Au Maroc, les centrales syndicales ont exprimé leur rejet de la « contribution sociale de solidarité » prévue dans le projet de loi de finances 2021 lequel prévoit un prélèvement de 1,5% pour les salariés dont les revenus nets annuels dépassent 120.000 dirhams.

Pour l’Union marocaine du travail (UMT), cette contribution affectera en premier lieu les couches sociales défavorisées et les classes moyennes qui n’ont pas à payer la facture de l’impact économique de la crise sanitaire, appelant à taxer les « grosses fortunes » et ceux qui « profitent des richesses du pays ».

L’UMT a accusé le gouvernement de Saad Dine El Othmani de « continuer à cibler la classe ouvrière et de porter atteinte à son pouvoir d’achat, à travers une approche privilégiant les équilibres financiers et comptables au détriment des dimensions sociales ».

La centrale syndicale a rappelé que 73% des recettes fiscales proviennent de l’impôt sur le revenu prélevé à la source sur les salaires des travailleurs des secteurs public et privé, alors que ceux qui exercent dans d’autres secteurs comme l’immobilier, l’agriculture ou les professions libérales bénéficient du régime plus souple de déclaration sans parler de l’évasion fiscale.

Même son de cloche du son côté de la Confédération démocratique du travail (CDT) qui a exprimé son refus de faire payer la facture de la crise aux classes moyennes et aux couches sociales vulnérables.

+ Une réforme fiscale globale en vue d’une justice fiscale +

La CDT appelle ainsi à « une réforme fiscale globale » en vue d’une justice fiscale qui soit un mécanisme de redistribution des richesses en donnant la priorité aux secteurs sociaux, dont la santé, l’éducation et la protection sociale généralisée.
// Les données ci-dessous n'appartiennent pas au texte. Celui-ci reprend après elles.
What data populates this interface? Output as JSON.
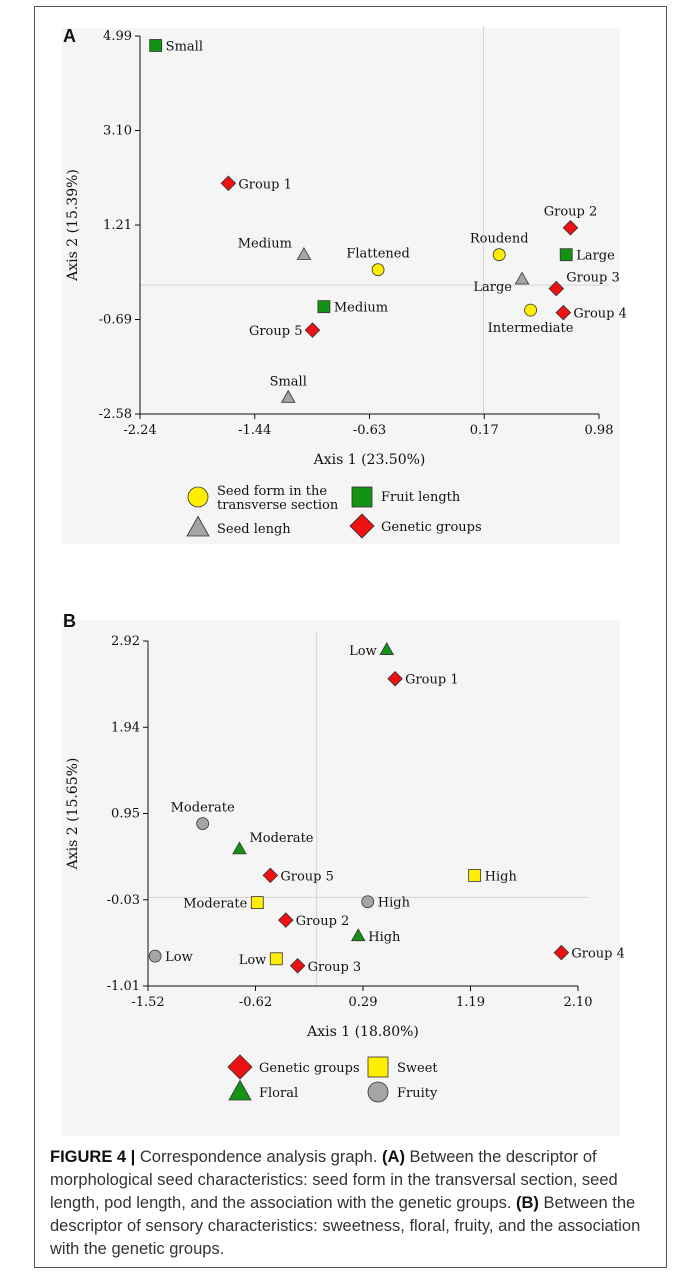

Le Bureau exécutif de la CDT estime que le projet de loi de finances 2021 n’apporte pas de réponses réalistes à la crise sociale que vit le pays, rejetant tout nouveau prélèvement sur les salaires des travailleurs.

La Confédération accuse, en outre, le gouvernement de prendre des décisions unilatérales, soulignant que les syndicats n’ont pas été associés à la préparation du projet de la loi de finances.

Dans son projet de loi de finances 2021, le gouvernement prévoit d’appliquer « la contribution sociale de solidarité » aux personnes physiques soumises à l’impôt sur le revenu (IR) ainsi que les sociétés soumises à l’IS, à l’exclusion des sociétés exonérées de l’impôt sur les sociétés de manière permanente, des sociétés exerçant leurs activités dans les zones d’accélération industrielle, et des sociétés de services bénéficiant du régime fiscal prévu pour la place financière de Casablanca Finance City.

Pour les personnes physiques, la contribution sera calculée selon le taux de 1,50% sur la base du revenu global net d’impôt qui est égal ou supérieur à 120.000 dirhams.

Pour les sociétés, la contribution sera calculée sur la base du bénéfice net de l’exercice servant pour le calcul de l’IS et qui est égal ou supérieur à 5 millions de dirhams au titre du dernier exercice clos, selon les taux suivants: 5% pour les distributeurs pétroliers, les opérateurs télécoms et les cimentiers et 2,5% d’IS pour les autres sociétés.